Dès 1941, il exprime, par lettre également, sa solidarité et son soutien au rabbin Moïse CASORLA à la suite d’attentats contre des synagogues à Paris. Moïse CASORLA était alors rabbin à Paris après avoir officié comme grand rabbin de Toulouse.
Par ailleurs, sa demande de fermeture des abominables camps de Noé et du Récébédou, ici en Haute-Garonne, relève de la même exigence morale et humanitaire.

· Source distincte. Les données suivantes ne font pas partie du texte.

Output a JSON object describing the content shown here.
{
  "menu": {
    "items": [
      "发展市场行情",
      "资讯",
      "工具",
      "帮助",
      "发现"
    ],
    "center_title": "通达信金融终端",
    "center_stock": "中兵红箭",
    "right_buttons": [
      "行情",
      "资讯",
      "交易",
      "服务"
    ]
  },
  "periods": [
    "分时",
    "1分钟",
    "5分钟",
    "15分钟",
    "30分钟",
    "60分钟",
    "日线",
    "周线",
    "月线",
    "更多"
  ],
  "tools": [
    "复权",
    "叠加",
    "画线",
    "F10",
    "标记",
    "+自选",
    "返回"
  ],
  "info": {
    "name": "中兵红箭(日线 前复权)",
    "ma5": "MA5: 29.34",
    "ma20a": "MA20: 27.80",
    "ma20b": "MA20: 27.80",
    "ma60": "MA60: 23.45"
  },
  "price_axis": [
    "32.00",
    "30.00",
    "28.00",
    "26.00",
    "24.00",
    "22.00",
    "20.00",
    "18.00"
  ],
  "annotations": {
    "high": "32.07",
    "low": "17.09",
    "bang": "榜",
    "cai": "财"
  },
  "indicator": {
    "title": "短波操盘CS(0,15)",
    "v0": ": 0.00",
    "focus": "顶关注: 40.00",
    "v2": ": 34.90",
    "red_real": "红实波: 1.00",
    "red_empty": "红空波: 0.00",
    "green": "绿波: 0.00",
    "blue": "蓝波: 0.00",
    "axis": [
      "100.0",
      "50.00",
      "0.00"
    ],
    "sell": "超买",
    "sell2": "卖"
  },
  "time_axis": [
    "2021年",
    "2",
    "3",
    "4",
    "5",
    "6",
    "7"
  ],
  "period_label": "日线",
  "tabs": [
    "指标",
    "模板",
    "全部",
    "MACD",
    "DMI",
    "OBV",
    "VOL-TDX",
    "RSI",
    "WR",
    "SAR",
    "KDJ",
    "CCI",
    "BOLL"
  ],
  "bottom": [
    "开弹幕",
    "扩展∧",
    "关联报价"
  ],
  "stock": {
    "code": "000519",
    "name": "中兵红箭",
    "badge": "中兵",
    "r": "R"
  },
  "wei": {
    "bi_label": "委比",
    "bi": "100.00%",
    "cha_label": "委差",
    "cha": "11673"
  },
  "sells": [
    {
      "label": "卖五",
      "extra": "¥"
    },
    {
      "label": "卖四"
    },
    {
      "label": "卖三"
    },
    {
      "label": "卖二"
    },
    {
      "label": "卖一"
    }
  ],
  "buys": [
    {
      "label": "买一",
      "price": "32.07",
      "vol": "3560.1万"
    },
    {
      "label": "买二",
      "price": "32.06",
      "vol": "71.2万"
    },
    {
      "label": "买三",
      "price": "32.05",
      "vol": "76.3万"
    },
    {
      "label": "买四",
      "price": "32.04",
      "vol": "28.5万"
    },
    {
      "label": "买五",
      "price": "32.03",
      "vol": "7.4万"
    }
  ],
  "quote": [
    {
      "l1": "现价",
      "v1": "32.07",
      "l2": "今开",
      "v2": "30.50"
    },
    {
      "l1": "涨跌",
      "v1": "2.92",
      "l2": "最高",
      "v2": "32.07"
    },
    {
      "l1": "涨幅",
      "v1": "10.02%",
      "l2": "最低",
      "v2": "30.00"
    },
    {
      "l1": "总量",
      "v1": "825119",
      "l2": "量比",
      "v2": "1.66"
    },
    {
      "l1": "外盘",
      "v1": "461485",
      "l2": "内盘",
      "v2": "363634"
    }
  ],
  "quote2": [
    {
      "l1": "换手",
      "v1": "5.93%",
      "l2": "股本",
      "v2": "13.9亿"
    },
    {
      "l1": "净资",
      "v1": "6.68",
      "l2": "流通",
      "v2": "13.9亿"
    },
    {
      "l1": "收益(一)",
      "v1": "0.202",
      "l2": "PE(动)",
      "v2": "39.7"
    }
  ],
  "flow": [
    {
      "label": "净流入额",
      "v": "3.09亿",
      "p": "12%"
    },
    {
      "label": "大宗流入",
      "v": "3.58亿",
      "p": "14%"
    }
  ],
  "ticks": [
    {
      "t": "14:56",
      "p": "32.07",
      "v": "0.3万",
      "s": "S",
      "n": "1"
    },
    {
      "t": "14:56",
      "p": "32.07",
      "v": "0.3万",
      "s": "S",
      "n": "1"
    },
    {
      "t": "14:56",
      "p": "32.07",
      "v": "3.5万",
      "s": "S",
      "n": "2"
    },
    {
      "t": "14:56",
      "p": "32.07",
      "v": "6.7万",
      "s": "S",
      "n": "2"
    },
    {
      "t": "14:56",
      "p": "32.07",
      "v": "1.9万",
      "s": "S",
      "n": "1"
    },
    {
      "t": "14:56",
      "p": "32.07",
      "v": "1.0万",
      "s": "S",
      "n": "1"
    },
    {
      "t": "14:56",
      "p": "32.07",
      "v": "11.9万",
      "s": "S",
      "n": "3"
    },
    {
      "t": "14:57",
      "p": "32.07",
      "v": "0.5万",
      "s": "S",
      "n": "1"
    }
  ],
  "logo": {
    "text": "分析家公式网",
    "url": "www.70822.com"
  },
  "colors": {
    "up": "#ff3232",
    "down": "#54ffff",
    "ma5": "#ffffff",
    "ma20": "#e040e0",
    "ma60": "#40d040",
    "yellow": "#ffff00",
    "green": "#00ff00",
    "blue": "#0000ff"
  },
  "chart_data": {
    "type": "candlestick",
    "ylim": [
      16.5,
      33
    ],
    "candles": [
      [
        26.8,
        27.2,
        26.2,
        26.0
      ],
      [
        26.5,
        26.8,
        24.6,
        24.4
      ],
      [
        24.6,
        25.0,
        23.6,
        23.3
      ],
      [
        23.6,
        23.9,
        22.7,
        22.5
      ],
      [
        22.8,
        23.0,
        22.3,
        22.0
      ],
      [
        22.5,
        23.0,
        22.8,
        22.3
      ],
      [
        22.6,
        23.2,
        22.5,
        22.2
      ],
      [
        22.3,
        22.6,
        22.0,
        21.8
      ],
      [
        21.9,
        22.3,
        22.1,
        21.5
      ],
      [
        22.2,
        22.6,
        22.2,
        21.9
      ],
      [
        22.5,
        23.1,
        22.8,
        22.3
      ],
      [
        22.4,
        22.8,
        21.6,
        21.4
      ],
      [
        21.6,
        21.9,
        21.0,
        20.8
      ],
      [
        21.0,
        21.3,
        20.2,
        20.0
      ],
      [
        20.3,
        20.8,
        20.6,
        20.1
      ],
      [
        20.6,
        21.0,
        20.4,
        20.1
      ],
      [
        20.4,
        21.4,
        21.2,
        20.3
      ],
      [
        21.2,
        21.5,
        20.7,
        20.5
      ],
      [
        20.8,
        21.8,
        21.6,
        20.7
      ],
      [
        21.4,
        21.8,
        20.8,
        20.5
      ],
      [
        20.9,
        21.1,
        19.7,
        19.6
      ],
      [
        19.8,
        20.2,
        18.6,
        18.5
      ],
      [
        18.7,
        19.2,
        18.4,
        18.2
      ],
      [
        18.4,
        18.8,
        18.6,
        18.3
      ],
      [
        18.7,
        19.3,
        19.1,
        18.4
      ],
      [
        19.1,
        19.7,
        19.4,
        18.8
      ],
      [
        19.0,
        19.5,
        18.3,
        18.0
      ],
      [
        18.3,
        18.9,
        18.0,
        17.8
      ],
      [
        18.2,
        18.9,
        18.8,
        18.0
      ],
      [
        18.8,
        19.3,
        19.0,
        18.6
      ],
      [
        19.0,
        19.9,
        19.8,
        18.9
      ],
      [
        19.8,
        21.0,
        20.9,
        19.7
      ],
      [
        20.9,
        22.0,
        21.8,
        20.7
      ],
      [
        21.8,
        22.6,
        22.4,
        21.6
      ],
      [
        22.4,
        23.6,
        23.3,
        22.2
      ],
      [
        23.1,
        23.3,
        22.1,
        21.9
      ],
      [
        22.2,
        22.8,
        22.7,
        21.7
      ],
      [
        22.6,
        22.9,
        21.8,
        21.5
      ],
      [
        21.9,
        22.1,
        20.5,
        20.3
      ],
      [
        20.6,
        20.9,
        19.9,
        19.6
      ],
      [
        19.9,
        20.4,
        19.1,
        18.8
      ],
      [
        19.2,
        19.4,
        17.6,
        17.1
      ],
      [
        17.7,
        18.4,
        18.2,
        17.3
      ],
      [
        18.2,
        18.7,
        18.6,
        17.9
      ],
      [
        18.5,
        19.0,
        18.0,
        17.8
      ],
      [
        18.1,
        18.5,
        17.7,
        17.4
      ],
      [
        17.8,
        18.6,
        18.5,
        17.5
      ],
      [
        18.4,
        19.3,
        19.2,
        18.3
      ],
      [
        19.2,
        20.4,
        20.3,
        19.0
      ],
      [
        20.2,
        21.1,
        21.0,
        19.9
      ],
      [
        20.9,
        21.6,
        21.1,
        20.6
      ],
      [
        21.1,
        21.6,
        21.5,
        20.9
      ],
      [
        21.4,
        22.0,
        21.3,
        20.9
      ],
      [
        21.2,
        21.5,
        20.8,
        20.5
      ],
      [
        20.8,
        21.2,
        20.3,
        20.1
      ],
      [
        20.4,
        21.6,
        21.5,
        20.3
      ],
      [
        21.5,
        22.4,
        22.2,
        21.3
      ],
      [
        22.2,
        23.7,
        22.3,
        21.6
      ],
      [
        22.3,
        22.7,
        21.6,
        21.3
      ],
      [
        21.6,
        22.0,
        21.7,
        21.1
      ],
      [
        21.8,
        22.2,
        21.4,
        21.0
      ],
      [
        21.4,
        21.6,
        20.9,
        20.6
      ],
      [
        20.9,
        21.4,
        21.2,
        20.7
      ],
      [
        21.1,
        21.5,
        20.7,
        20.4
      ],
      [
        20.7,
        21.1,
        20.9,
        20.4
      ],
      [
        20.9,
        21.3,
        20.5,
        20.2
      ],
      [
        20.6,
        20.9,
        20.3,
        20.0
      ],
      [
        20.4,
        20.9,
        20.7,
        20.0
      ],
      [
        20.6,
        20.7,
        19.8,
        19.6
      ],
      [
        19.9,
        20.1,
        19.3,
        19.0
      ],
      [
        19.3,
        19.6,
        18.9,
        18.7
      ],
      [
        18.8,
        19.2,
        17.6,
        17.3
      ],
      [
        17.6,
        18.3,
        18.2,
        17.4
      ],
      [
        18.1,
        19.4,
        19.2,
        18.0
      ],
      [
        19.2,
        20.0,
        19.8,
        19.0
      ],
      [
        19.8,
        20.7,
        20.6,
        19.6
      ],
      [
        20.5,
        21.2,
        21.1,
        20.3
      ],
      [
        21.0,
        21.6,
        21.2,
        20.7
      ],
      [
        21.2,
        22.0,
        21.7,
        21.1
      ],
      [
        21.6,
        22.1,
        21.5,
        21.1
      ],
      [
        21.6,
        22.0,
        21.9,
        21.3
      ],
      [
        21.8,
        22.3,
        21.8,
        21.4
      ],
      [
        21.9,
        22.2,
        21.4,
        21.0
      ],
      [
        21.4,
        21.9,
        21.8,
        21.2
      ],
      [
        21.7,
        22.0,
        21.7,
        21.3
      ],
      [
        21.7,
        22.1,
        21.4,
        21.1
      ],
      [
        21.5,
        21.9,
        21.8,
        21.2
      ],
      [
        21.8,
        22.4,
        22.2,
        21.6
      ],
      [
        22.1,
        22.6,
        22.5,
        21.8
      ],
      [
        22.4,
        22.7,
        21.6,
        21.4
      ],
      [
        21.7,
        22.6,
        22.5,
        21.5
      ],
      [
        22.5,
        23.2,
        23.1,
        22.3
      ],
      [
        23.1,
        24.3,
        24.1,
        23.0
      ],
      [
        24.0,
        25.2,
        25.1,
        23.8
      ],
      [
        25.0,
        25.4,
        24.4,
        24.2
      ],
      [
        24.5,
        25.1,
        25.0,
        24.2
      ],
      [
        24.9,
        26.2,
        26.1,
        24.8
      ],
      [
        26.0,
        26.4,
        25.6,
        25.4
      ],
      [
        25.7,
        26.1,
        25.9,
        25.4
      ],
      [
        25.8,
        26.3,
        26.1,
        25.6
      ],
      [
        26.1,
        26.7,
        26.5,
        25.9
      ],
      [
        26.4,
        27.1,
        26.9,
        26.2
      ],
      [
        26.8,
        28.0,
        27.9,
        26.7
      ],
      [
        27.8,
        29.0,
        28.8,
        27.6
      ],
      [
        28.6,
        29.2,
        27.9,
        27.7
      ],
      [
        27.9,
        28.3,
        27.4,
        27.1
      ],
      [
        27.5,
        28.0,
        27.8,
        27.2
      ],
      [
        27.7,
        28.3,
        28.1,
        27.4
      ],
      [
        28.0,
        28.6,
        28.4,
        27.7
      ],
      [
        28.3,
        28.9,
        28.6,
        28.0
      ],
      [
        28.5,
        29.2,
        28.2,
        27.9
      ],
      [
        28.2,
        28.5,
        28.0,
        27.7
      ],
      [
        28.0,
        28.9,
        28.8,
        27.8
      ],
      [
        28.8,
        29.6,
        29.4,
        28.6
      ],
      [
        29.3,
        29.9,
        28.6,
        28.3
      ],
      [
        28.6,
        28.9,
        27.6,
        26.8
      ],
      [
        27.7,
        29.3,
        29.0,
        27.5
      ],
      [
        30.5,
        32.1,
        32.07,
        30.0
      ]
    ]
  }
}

Tout cela fait écho à son discours, prononcé plus tôt encore, le 12 avril 1933, peu après l’arrivée d’Hitler au pouvoir, au Théâtre du Capitole. Mgr SALIEGE affirme alors publiquement : « …je me sens frappé par les coups qui tombent sur les persécutés,… mes tressaillements sont d’autant plus douloureux que se trouve méconnu et bafoué, non pas un idéal confus, une idée froide et abstraite, mais cet être vivant, personnel, dont le souffle a traversé et porte toute l’histoire d’Israël : Jéhovah, celui que j’appelle le bon Dieu, le Juste par excellence… Comment voulez-vous que je ne me sente pas lié à Israël comme la branche au tronc qui l’a porté ? ».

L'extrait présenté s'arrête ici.